Every year, we eagerly anticipate the return of la Colomba di Pasqua, or the “Easter dove”. In Italy, this artisanal cake is a sign of spring — and we’ve received an early shipment. This fluffy, rich cake has is part of a long tradition, and is an absolute must during the Italian Easter holidays. And it’s easy to pick one up and enjoy at home!
Our market is filled with colombe – in fact we offer more than 20 varieties, from the classic recipe with almonds and pearl sugar to limoncello and chocolate. We know it can be hard to choose which one to pick…therefor you get 3 for 2, the cheapest one is on us! If you just want a small one for your morning coffee, try our mini colomba with 30% off.
Discover our assortment and plan your trip to our market below:OUR COLOMBE
WHAT IS LA COLOMBA?
Easter’s counterpart to the Christmas time panettone and pandoro, the rich and fluffy cake is traditionally made with high-quality flour, farm-fresh eggs, sugar, butter, and natural yeast that takes at least 30 hours to rise. After curing, the dough is then baked into the iconic dove shape and finally topped with pearl sugar and almonds.
Sound complicated? It is. Like panettone, colomba is one of the rare exceptions to Italian cuisine; even the most traditional nonna (grandmother) will buy her colomba from the store, rather than make it herself. Expert bakers rise to the occasion, often adding their own twist by studding regional ingredients into the dough, from IGP hazelnuts in Piemonte to Amarena cherries in Emilia-Romagna.
GREAT YOU SAY. BUT…WHY THE DOVE?
Good question. We know that the first colomba came from Milano, but the story doesn’t end there. The cake has inspired legends of peace stretching back to the Middle Ages. And they’re all different.
In one version, the colomba marks the 1176 Lombardian victory over the Holy Roman Empire, when two doves miraculously appeared on the battleground.
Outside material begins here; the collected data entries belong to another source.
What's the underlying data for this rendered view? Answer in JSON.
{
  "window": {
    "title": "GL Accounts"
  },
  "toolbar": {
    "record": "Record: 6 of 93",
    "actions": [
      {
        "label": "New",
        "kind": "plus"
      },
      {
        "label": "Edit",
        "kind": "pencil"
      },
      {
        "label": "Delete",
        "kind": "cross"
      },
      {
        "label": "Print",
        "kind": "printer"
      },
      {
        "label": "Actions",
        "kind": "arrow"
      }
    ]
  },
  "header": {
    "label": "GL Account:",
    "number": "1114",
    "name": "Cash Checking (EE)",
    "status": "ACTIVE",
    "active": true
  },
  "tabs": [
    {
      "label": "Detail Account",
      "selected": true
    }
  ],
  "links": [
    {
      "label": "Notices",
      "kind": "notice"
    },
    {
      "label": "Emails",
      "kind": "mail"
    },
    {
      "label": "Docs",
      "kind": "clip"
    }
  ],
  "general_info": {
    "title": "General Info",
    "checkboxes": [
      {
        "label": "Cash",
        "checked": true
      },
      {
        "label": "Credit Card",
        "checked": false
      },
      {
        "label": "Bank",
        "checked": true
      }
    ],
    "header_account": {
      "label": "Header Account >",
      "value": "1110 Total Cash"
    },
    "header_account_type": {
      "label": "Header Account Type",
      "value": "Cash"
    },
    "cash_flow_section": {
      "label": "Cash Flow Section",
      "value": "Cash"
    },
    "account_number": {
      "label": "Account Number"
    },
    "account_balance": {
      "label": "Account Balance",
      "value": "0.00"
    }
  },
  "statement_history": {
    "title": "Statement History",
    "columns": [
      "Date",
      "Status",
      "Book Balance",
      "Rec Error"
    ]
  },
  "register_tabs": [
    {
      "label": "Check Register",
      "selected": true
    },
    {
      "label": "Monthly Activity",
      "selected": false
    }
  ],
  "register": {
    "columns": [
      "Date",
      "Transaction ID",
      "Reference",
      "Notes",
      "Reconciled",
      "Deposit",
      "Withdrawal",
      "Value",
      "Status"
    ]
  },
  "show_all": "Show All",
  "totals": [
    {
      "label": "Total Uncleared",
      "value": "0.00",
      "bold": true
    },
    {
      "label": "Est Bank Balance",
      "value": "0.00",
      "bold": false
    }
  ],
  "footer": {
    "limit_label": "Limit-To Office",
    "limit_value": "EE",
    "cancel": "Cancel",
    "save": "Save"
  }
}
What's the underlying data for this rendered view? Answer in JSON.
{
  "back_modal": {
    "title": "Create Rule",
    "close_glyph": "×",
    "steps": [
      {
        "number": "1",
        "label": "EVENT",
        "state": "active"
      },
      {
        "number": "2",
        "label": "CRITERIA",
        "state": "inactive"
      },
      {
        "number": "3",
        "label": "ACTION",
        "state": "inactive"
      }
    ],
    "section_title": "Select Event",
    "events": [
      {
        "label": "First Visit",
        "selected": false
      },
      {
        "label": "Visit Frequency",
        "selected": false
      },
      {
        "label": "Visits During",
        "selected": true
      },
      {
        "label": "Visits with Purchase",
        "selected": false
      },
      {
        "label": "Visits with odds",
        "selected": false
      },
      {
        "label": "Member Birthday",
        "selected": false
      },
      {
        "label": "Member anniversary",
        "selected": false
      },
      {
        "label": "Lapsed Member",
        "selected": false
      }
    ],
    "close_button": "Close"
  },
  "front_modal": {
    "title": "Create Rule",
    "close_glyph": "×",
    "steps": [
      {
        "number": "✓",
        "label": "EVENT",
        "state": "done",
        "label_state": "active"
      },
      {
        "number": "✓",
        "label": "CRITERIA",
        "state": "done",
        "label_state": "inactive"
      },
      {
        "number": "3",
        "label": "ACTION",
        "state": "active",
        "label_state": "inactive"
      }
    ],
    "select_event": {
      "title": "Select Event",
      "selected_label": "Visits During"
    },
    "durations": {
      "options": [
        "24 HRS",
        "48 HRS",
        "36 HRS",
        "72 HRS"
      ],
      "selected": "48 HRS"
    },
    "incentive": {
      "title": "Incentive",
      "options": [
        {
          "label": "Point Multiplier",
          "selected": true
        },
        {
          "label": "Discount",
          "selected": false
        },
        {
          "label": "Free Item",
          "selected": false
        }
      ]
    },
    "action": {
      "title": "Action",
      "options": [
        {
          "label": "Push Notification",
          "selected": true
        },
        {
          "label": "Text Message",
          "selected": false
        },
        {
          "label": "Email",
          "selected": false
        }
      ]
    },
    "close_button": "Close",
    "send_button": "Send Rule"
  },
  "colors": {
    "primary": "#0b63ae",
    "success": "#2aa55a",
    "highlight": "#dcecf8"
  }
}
Another legend suggests that the peace-inspiring cake was first baked in the sixth century by a young girl, successfully pacifying the wretched King Albion of the Lombard tribe who was demanding tribute from her hometown of Pavia. He loved the colomba so much that he set her free and spared Pavia.
… dramatic, right? While we don’t know the real story, we can tell you one thing for certain: one slice of colomba is worth a legion of legends.
Delicious on its own, colomba is often served with fresh berries, drizzled in dark chocolate, slathered in sweet spreads, or paired with whipped cream. Italians even will enjoy a slice with coffee for breakfast or an afternoon pick-me-up! And at Eataly, we love to pair the festive cake with a glass of Prosecco or dessert wine.